Three people are facing drug charges in the investigation into Philip Seymour Hoffman's death, but they all insist they had nothing to do with the actor's apparent overdose. Four people were arrested yesterday after a tipster told police a Mott Street apartment may be the source of the heroin found in Hoffman's home. Robert Vineberg, a 57-year-old jazz musician, was indicted Wednesday for felony possession of heroin with intent to sell after 300 packets of heroin and a bag of cocaine were found in his apartment. A law enforcement official tells The Wall Street Journal that Hoffman's number was stored in Vineberg's home, but his attorney said, "this case has absolutely nothing to do with the death of Philip Seymour Hoffman," adding that he hopes the DA won't "use Mr. Vineberg as a scapegoat in that unfortunate incident."

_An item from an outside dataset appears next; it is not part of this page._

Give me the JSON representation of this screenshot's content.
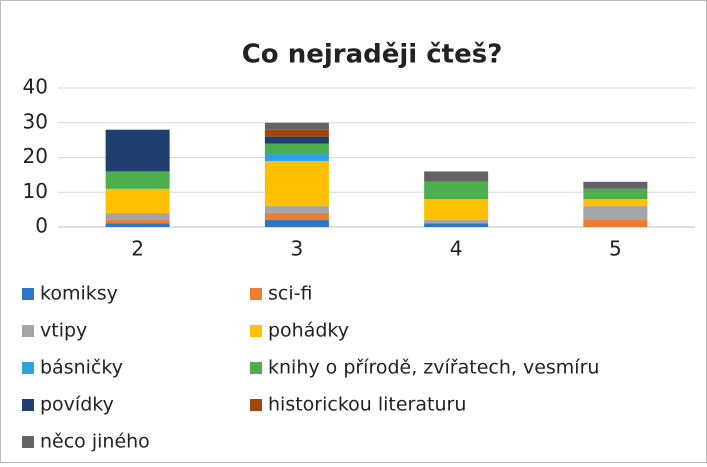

Prosecutors did not explicitly link any of the suspects to the heroin found in Hoffman's home, and there's little to suggest the others had anything to do with the actor. Juliana Luchkiw and Max Rosenblum, both 22, were charged with single misdemeanor counts of criminal possession of a controlled substance after police found two bags of cocaine in their home. Luchkiw is a student at Parsons the New School for Design, and her attorney said, "She was in the wrong place at the wrong time." Prosecutors decided not to charge the fourth person arrested on Tuesday.
All three were denied bail on Wednesday, and The Wall Street Journal reports Luchkiw "looked aghast" and "shouted out an expletive" after the judge's decision. The couple's attorneys criticized the unusual decision to deny bail on misdemeanor charges, and said they plan to push for their clients to be released on Thursday.